FILE – In this April 7, 2018, file photo, Justify, ridden by Mike Smith, gallops past Bolt d’Oro, left, with jockey Javier Castellano, during the Santa Anita Derby horse race at Santa Anita in Arcadia, Calif. Justify won the race, and Bolt d’Oro came in second. The New York Times says Justify won the 2018 Triple Crown after a failed postrace drug test at Santa Anita that could have kept the horse out of the Kentucky Derby. The newspaper reported Wednesday, Sept. 11, 2019, that Bob Baffert-trained Justify tested positive for the drug scopolamine after winning the Santa Anita Derby. Justify went on to win the Derby and took the Preakness and Belmont stakes to complete the Triple Crown. (AP Photo/Jae C. Hong, File)

NEW YORK (AP) — The New York Times says Justify won the 2018 Triple Crown after a failed postrace drug test at a California track that could have kept the horse out of the Kentucky Derby.

The newspaper reported Wednesday that Bob Baffert-trained Justify tested positive for the drug scopolamine after winning the Santa Anita Derby, one of the final prep races for the Kentucky Derby. Justify went on to win the Derby and took the Preakness and Belmont stakes to complete the Triple Crown.

The Times said instead of a speedy disqualification, the California Horse Racing Board took more than a month to confirm the results. The newspaper also reported that instead of filing a public complaint, the board made decisions behind closed doors as it moved to drop the case and lighten the penalty for horses found to have scopolamine in their systems.

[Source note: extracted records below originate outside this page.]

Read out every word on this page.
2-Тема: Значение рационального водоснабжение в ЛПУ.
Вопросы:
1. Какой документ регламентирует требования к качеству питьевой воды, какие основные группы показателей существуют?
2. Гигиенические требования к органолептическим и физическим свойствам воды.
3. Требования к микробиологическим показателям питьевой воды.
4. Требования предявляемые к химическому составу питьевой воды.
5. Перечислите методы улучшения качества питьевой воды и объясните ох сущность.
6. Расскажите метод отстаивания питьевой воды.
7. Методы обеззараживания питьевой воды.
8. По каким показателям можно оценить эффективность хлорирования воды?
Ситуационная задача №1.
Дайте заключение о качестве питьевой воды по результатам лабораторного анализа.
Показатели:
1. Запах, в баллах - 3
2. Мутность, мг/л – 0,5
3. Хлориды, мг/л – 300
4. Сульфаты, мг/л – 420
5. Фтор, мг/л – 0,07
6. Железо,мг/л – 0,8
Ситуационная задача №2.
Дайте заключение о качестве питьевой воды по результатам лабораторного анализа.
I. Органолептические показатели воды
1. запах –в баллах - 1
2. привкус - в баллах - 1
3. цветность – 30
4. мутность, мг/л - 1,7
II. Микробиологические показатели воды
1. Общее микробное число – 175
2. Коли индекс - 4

The newspaper said test results, emails and internal memorandums show how California regulators waited nearly three weeks, until the Kentucky Derby was only nine days away, to notify Baffert of the positive test. Then, two months after the Belmont victory, the board disposed of the inquiry altogether during a closed-door executive session.

“We take seriously the integrity of horse racing in California and are committed to implementing the highest standards of safety and accountability for all horses, jockeys and participants,” the California Horse Racing Board said in a statement.

A CHRB spokesman said the organization would have a further statement Thursday.

The Times said Baffert didn’t respond to multiple attempts seeking comment.